Вернее, — они существовали, просили, как и раньше, милостыню, их видели и им помогали сердобольные граждане столицы, их лица и фигуры были по-прежнему всем хорошо знакомы.

Священник в черной рясе, с темно-рыжими волосами, с большим медным крестом на груди, стоял молча и неподвижно, благодарил прохожего сдержанно, почти гордо, — и кто знает? — был ли то ловкий человек-актер, удачно подобравший для себя реквизит и позу, или подлинно был то живой укоряющий памятник былых, недавно отошедших дней, раздавленных копытом вздыбившегося времени!

И другой: если постоять подле него минуту, он успеет рассказать о всех несчастиях, его постигших, он разжалобит, он утеряет меру человеческого низкопоклонства и подобострастия. Узнав в прохожем единоплеменника, он остановит его потоком еврейских слов, и слова уже не столько будут просить о помощи, сколько недвусмысленно требовать ее во имя вековечных заветов древнего народа…

Они существовали, оба этих нищих. Но не для автора нашего рассказа: мысленно он давно уже перенес их из милой его сердцу столицы в далекий и старый город, где жил портной Эля Рубановский. Правда, рыжий, в черной рясе, поп утерял свой былой сан: город был древний, исстари крестопоклонный, — и обнищавший священнослужитель не выйдет за подаянием на главную улицу, а найдет прокорм для себя в обессиленных домах прихожан, хранящих ревниво киоты.

Протянутый провод сюжета держится здесь на подпорах авторского вмешательства в жизнь и поступки своих героев, — и вместо рыжего, в черной рясе, попа — на перекрестке двух людных в городе улиц стоял теперь, обнажив голову, степенный седовласый старик, в котором весь город мог бы признать былого домовладельца и дворянина.

К нему— то и подошел портной Эля и осведомился об исчезнувшем с перекрестка человеке.

— Еще не возвращался… на казенных харчах, — деловито отвечал среброволосый бывший дворянин и домовладелец, опуская в карман пиджака монету Эли Рубановского.

Портной всегда подавал ему милостыню и никогда — меньше, чем нищему-конкуренту Шлёмке плешивому. Но неоднократно Эля замечал, как многие жители города, проходя мимо перекрестка, не обращали внимания на слезливую мольбу Шлёмки и в то же время сочувственно оказывали помощь степенному старику.

О, Эля Рубановский хорошо знал, почему это происходит! Но его осторожный и в то же время склонный оправдывать чужие поступки ум — искал еще и другие причины такого неотзывчивого отношения к Шлёмке.
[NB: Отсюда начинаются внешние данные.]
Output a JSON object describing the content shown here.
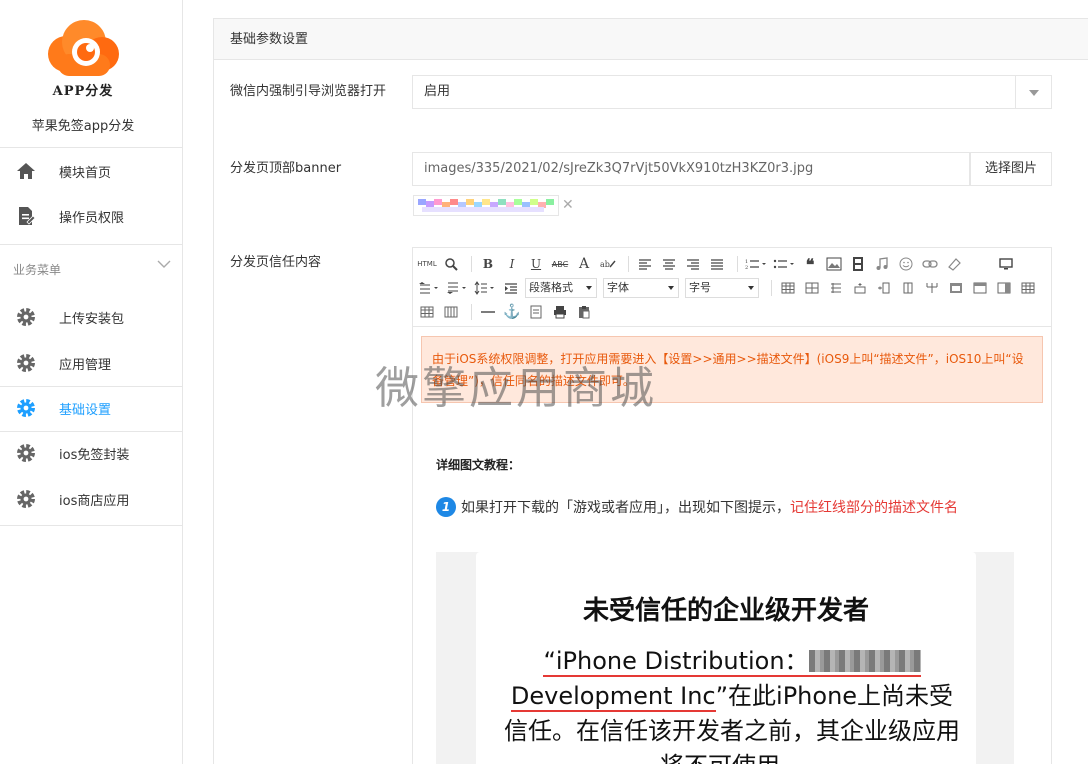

Среброволосый не покидал своего места и, стоя на нем, молчаливо дожидался внимания прохожих; Шлёмка — покидал свой пост и следовал за ними на некотором расстоянии, выпрашивая и вымаливая, суля прохожим всяческие милости от Бога, защитника сирых и угнетенных…

Нищий Шлёмка был назойлив и потому — неприятен. На беду, этому способствовал еще его внешний облик. Заячья губа нищего была всегда мокрой, заслюнявленной. И не мудрено: оживленная — скороговоркой — речь его выплевывалась изо рта вместе с обильной слюной, проскакивающей между дурно пахнущими загнивающими пеньками передних разрушенных зубов — желтых и покрошившихся.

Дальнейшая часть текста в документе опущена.